Je lui dis : - "Dites-moi... Pourquoi tous ces gens-là courent-ils comme des fous ?"
Il me dit : - "Parce qu'ils le sont !";
Il me dit : - "Vous êtes dans une ville de fous ici... Vous n'êtes pas au courant ?"
Je lui dis : - "Si, si, des bruits ont couru !"
Il me dit : - "Ils courent toujours !"
Je lui dis : - "Qu'est-ce qui fait courir tous ces fous ?"
Il me dit : - "Tout ! Tout ! Il y en a qui courent au plus pressé. D'autres qui courent après les honneurs... Celui-ci court pour la gloire... Celui-là court à sa perte !"
Je lui dis : - "Mais pourquoi courent-ils si vite ?"
Il me dit : - " Pour gagner du temps ! Comme le temps, c'est de l'argent, plus ils courent vite, plus ils en gagnent !"
Je lui dis : - "Mais où courent-ils ?"
Il me dit : - "À la banque ! Le temps de déposer l'argent qu'ils ont gagné sur un compte courant... et ils repartent toujours courant, en gagner d'autre !"
Je lui dis : - "Et le reste du temps ?"
Il me dit : - "Ils courent faire leurs courses... au marché !"
Je lui dis : - "Pourquoi font-ils leurs courses en courant ?"
Il me dit : - "Je vous l'ai dit... parce qu'ils sont fous !"
Je lui dis : - "Ils pourraient tout aussi bien faire leur marché en marchant...tout en restant fous !"
Il me dit : - "On voit bien que vous ne les connaissez pas ! D'abord le fou n'aime pas la marche..."
Je lui dis : - "Pourquoi ?"
Il me dit : - "Parce qu'il la rate !"
Je lui dis : - "Pourtant, j'en vois un qui marche !?"
Il me dit : - "Oui, c'est un contestataire ! Il en avait assez de courir comme un fou.
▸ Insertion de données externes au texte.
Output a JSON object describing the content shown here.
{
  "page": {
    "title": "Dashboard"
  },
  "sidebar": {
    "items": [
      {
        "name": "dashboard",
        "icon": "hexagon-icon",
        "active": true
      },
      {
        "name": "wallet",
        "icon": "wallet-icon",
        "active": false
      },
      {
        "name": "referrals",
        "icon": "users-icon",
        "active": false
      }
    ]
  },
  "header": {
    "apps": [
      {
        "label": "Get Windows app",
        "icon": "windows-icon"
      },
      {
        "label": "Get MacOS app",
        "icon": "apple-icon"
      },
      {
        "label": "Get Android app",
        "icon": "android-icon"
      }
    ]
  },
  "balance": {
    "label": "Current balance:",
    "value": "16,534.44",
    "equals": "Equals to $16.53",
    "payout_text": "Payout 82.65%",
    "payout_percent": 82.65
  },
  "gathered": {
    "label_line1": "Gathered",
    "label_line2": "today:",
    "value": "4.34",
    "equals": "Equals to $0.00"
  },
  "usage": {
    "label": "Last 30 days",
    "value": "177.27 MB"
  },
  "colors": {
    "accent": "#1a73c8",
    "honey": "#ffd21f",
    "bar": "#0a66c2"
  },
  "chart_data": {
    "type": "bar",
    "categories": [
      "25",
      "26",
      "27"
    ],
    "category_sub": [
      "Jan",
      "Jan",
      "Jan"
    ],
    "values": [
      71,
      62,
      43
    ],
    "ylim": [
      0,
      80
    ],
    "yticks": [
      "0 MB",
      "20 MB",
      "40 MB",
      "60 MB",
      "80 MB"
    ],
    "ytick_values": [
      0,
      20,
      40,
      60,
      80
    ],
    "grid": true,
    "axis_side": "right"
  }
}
Alors il a organisé une marche de protestation !"
Je lui dis : - "Il n'a pas l'air d'être suivi ?"
Il me dit : - "Si, mais comme tous ceux qui le suivent courent, il est dépassé !"
Je lui dis : - "Et vous, peut-on savoir ce que vous faîtes dans cette ville ?"
Il me dit : - "Oui ! Moi j'expédie les affaires courantes. Parce que même ici, les affaires ne marchent pas !"
Je lui dis : - "Et où courez-vous là ?"
Il me dit : - "Je cours à la banque !"
Je lui dis : - "Ah !... Pour y déposer votre argent ?"
Il me dit : - "Non ! Pour le retirer ! Moi je ne suis pas fou !"
Je lui dis : - "Mais si vous n'êtes pas fou, pourquoi restez-vous dans une ville où tout le monde l'est ?"
Il me dit : - "Parce que j'y gagne un argent fou !... C'est moi le banquier !!!

Raymond Devos

Olivier Borneuf 24/09/2015 09:19

Bonjour Jacques,

Touché.

William Munny 24/09/2015 07:29

Merci Jacques,

Petit supplément: d'un album d'un "chanteur" américain actuel, une critique concluait quelque chose comme : Manquons mieux !!! Puisque la réussite est un peu pipée serais-je tenté de dire.